Rosliza, now 39, has for years maintained in court that she was born as an illegitimate child to a Buddhist mother and a Muslim father who were not married, and that she is not a Muslim and that laws for Muslims in Selangor do not apply to her.
“She was raised a Buddhist by her mother, she continues to profess Buddhism till this day and wants to continue living her life peacefully as a Buddhist in Malaysia,” Aston said of his client in a press statement.
Rosliza’s identity card currently states that her religion is “Islam” with her Muslim father having in 1994 allegedly stating her religion as purportedly being “Islam” when applying for her identity card, but she has been seeking the civil courts’ recognition over the past five years that she is actually not a Muslim and was never a Muslim in the first place.

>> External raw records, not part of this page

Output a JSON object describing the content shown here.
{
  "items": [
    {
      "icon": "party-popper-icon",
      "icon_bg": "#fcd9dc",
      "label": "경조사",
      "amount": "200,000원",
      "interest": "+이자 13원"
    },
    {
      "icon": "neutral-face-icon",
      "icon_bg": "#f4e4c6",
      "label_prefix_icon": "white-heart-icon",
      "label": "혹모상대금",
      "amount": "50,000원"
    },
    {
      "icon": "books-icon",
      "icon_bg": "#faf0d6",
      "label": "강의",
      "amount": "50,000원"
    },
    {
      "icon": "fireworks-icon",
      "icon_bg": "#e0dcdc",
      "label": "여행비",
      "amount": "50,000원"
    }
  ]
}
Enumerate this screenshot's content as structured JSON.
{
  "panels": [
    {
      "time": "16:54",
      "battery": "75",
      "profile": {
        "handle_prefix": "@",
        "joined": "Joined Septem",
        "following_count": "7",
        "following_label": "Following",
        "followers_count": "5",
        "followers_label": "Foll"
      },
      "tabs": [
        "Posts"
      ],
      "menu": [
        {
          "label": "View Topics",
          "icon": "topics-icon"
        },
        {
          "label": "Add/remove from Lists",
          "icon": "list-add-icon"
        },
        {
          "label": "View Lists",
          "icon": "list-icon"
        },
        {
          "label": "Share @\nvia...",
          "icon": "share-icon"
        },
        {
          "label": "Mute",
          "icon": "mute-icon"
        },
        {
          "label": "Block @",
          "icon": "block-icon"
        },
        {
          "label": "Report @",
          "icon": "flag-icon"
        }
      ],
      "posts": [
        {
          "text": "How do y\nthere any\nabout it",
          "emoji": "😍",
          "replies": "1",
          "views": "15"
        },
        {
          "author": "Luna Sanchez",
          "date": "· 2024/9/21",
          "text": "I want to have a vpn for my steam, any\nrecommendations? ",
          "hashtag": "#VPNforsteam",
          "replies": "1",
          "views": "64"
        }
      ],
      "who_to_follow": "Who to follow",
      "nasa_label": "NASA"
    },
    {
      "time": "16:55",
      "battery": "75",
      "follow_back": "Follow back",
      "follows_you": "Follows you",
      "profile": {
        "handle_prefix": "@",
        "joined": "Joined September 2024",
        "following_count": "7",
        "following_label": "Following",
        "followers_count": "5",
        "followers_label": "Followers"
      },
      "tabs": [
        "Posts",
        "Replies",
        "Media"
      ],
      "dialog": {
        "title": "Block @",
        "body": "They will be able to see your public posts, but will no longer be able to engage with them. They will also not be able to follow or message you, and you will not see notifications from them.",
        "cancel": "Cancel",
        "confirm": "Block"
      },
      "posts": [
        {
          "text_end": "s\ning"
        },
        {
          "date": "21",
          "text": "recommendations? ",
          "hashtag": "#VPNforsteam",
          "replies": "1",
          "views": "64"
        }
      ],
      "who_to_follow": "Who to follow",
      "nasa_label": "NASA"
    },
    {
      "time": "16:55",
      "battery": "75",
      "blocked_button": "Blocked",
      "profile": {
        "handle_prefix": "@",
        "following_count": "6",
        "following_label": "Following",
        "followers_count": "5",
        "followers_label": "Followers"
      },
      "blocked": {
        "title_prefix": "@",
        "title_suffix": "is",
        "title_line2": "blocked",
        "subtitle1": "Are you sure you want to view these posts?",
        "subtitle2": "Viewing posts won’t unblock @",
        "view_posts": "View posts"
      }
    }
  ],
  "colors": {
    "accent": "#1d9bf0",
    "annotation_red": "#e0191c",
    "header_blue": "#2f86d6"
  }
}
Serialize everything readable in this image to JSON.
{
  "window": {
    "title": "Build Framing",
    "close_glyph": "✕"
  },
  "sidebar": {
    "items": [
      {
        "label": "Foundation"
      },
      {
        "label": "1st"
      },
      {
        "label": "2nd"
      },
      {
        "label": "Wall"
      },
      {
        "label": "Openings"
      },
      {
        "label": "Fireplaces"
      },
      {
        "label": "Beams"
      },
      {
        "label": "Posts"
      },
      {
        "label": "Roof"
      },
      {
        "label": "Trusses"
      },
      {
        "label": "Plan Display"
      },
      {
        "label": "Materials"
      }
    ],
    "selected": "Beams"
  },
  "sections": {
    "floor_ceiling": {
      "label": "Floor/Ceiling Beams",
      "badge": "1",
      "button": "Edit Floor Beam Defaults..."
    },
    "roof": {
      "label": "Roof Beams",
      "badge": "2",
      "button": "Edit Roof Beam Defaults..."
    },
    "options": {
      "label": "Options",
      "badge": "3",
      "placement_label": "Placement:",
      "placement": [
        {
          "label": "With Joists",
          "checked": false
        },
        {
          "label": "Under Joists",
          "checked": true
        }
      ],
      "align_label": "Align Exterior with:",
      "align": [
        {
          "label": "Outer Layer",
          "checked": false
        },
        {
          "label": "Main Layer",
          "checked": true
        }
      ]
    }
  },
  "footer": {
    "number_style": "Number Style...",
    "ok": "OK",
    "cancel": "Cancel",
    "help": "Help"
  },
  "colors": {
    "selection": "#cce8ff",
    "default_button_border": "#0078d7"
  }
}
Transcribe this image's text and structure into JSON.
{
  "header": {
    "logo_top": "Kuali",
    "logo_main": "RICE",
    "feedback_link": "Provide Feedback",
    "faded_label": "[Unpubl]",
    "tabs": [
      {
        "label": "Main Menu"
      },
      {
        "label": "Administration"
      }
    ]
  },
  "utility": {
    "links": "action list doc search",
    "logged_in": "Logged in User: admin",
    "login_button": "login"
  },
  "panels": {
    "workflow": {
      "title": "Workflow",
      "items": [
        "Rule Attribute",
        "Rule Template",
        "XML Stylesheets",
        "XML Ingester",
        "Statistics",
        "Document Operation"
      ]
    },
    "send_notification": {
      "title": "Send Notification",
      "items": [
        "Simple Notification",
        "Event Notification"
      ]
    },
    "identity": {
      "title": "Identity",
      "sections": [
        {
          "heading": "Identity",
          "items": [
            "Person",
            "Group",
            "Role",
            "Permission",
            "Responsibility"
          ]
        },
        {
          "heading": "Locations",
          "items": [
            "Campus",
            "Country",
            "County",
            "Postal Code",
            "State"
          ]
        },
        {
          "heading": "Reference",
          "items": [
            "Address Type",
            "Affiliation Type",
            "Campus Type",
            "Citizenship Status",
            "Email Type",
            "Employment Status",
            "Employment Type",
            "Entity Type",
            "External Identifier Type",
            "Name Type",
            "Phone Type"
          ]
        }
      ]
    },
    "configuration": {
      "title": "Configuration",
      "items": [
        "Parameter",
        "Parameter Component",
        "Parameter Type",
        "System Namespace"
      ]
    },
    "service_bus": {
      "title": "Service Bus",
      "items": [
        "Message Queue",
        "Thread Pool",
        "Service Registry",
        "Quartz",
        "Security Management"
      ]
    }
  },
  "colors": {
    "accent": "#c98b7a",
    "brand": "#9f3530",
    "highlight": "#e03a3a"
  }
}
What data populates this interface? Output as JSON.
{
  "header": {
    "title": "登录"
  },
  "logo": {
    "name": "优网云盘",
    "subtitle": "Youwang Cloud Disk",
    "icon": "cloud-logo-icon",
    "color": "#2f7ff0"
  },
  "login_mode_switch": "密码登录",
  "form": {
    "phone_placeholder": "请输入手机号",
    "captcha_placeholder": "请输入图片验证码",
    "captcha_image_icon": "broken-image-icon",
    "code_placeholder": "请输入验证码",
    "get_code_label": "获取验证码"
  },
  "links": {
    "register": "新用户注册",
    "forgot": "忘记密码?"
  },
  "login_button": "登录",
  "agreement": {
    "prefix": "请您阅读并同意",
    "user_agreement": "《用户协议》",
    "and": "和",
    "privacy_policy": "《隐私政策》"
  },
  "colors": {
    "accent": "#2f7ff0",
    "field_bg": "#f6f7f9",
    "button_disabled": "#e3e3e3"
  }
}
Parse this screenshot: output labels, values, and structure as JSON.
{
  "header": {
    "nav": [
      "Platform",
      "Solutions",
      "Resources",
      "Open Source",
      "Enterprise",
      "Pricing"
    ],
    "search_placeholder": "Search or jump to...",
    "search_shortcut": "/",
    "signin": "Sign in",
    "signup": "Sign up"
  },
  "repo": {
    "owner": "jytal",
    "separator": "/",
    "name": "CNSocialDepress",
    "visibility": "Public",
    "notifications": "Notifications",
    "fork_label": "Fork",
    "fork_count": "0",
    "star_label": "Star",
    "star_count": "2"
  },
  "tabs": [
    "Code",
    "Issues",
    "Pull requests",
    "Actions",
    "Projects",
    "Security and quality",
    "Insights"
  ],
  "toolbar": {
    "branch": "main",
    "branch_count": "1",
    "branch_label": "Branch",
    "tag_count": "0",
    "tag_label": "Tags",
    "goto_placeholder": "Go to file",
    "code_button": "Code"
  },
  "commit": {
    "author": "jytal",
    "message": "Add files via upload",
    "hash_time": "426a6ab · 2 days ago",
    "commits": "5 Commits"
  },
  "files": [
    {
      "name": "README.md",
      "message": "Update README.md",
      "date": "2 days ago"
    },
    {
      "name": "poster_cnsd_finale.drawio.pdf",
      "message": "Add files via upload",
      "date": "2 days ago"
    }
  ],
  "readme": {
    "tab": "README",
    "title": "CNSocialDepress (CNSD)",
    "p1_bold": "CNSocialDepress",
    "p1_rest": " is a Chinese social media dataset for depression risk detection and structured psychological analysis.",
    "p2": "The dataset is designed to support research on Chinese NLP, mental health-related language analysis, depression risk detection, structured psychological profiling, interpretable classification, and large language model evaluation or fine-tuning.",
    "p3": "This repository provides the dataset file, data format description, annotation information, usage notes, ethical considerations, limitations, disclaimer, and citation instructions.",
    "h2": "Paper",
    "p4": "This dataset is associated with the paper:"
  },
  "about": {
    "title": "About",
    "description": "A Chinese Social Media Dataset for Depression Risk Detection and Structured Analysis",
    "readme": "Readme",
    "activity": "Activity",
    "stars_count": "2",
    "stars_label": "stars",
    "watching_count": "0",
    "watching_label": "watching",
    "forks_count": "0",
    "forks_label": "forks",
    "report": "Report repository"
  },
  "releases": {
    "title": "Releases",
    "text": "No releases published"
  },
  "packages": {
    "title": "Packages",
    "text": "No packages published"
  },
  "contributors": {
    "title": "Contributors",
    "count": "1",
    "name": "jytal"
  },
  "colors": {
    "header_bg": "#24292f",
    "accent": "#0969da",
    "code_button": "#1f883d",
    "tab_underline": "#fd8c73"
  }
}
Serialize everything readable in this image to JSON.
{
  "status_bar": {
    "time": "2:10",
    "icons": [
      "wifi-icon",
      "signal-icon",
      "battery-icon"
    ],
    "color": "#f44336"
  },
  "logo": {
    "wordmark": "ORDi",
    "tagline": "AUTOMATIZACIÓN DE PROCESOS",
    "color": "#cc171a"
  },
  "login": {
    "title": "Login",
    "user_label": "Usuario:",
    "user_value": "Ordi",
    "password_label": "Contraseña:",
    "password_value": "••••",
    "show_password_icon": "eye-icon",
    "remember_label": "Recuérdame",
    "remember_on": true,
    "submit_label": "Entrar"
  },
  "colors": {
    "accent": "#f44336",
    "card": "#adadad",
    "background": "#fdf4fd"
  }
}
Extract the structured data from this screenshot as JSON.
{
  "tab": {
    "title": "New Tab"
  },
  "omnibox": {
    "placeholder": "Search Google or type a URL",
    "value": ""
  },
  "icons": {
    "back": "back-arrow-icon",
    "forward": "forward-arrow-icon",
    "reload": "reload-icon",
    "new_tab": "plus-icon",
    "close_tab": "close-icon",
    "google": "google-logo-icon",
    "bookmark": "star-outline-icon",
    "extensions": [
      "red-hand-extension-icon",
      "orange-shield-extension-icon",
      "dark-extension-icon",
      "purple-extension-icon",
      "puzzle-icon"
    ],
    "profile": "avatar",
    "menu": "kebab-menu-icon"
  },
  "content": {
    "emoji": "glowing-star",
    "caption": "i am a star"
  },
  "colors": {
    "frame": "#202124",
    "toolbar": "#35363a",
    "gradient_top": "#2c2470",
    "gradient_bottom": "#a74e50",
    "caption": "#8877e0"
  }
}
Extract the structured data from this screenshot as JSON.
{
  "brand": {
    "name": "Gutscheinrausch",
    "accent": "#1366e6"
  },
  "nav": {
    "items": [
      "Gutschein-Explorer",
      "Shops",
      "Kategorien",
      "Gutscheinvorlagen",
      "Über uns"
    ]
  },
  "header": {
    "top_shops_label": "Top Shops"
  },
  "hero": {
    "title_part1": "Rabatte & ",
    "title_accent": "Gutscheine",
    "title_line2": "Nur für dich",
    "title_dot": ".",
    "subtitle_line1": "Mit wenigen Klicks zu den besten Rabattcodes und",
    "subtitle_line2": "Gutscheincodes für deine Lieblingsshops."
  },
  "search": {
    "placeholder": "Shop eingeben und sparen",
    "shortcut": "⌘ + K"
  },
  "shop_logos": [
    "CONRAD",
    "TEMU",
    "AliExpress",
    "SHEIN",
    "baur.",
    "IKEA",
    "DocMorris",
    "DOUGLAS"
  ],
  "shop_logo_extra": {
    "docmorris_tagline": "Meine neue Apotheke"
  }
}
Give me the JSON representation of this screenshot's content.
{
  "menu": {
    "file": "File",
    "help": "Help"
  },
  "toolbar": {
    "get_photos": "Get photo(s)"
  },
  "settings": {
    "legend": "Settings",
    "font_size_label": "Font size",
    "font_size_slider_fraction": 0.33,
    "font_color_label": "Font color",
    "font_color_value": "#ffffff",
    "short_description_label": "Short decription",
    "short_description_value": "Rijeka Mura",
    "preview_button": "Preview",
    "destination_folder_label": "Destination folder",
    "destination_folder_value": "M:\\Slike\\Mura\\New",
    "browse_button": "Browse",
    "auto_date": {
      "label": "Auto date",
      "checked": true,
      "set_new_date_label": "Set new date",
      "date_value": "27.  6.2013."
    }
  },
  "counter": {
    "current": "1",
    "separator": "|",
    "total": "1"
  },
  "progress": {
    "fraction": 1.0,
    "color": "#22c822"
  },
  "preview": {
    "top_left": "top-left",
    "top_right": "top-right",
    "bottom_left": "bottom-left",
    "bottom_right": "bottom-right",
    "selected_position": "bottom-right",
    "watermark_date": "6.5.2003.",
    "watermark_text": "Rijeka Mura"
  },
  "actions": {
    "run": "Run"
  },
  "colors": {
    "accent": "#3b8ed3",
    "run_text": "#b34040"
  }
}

Rosliza’s lawyers had previously argued that the application form for Rosliza’s identity card cannot be considered as proof of her actual religion as it was allegedly riddled with conflicting details and inconsistent handwritings.
“As a result, her constitutional right to religious freedom, choice of partner and disposition of property are all adversely affected.
“She cannot go to the Syariah court as, by law, she is not even a Muslim in the first place. Thus, there is no question of leaving Islam,” he explained.
Rosliza had started her legal bid back in 2015 with a lawsuit filed via an originating summons in the High Court to have official recognition that she is actually not a Muslim, with the respondents in her lawsuit being the Selangor state government and the Selangor Islamic Religious Council (MAIS).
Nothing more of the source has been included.